The best and only solution, I believe, will be a dedicated 5G aviation network, addressing the needs of both UTM and NextGen, and operating on frequencies with adequate propagation characteristics.

At my prior company, Mimosa Networks, we were huge advocates for sharing the old satellite C-band, extending from 3.7 to 4.2GHz, for fixed terrestrial networks, and I’ve posted several articleson this topic over the years. As we noted then, not all spectrum is created equal, and this “mid-band” spectrum provides an excellent trade-off between large bandwidth and good propagation characteristics. This is especially critical for UTM applications. Within the next decade, there may be a thousand or more unmanned and manned aircraft within range of a single 5G cell, each consuming an average of 100kbps of bandwidth. Building an aviation network with 500Mbps+ capacity per cell, with clear reception at distances of 10 miles in heavy rain conditions, creates a platform that will scale for decades to come, addressing the full range of UTM and NextGen needs.

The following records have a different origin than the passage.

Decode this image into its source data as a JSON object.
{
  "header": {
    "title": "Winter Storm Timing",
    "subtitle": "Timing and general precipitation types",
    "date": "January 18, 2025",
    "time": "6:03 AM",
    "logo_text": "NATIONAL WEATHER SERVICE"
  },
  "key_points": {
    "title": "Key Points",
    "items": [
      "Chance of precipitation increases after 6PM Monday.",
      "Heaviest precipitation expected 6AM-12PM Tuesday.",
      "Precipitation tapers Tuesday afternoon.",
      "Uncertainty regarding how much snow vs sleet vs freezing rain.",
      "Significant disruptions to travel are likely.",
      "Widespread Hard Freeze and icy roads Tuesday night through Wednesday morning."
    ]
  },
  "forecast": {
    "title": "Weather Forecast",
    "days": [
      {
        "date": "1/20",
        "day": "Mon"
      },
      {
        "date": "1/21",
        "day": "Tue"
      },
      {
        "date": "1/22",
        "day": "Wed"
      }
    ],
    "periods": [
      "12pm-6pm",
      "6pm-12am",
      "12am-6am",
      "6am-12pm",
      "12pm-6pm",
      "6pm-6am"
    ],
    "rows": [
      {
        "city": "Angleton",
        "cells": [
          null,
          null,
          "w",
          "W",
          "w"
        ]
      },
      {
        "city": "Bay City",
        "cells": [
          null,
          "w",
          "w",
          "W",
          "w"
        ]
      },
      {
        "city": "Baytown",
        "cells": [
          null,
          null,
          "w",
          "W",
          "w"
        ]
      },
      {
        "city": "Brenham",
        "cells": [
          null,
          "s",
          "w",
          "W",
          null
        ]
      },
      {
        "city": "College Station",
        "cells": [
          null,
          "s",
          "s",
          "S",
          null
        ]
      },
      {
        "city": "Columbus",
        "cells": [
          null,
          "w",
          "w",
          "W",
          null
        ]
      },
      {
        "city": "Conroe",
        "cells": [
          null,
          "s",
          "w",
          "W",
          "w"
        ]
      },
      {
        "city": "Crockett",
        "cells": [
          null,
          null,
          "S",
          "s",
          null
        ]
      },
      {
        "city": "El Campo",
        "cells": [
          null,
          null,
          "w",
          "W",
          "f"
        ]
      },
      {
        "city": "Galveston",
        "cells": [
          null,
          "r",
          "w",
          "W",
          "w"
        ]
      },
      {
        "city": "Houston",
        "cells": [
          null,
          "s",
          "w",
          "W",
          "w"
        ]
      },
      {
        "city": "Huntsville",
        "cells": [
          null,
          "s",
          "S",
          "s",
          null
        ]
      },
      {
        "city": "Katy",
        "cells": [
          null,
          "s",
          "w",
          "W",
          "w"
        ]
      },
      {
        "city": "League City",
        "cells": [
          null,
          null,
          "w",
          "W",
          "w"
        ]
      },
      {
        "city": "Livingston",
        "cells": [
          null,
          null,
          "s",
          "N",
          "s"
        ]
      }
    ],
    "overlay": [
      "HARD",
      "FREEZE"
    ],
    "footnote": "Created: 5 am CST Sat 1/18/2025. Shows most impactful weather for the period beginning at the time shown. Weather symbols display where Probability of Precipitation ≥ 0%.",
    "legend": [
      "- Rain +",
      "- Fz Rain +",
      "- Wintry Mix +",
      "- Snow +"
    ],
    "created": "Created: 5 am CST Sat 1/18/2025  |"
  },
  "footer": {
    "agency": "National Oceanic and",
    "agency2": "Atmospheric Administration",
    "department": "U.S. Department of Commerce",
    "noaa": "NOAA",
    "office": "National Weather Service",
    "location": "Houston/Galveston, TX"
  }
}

Unfortunately for others who want access to the band, the major mobile operators recognize the value of this mid-band spectrum, and absent any changes, the current likely outcome will result in half of the 500MHz being “recovered” from the satellite operators and sold to the highest bidders at auction, for exclusive use, potentially raising at least $10B for the US Treasury. This would be considered another win for the FCC, though arguably a loss for consumers, who ultimately foot the bill when carriers spend billions on exclusively-licensed mobile spectrum, and certainly a loss for the future viability of UTM.

Given that the timing of the FCC mid-band spectrum initiative coincides with the FAA’s need to build a new network for air traffic control, one that will accommodate the full scope of UTM and NextGen requirements, I make this appeal to my friends at the FCC:

When recovering 250MHz of the C-band, why not set aside 50MHz for a future 5G aviation network?

Given the spectral efficiency of 5G-NR, the loss of 50MHz will not significantly harm the mobile operators, nor have much impact on the auction outcome; yet the failure to set aside this critical spectrum for UTM could irreversibly hamper the growth of UAM for the foreseeable future.

As the worldwide leaders in both spectrum policy and aviation policy, allocating dedicated spectrum for a government-funded 5G network in the United States sets the precedent for all other countries to follow suit. A dialogue among the FAA, NASA and the FCC is of course critically important for the future of UTM, as current decisions about the C-band will irreversibly limit solutions for future air traffic control. And while worldwide adoption would require formal action at the ITU WRC, the push to develop the next-gen transportation network is clearly an initiative that all developed countries can rally around. The next scheduled WRC will be in the fall of 2019, and then again in 2023 — a short four years to achieve broader consensus around the appropriate standards and spectrum requirements to secure the future of UTM.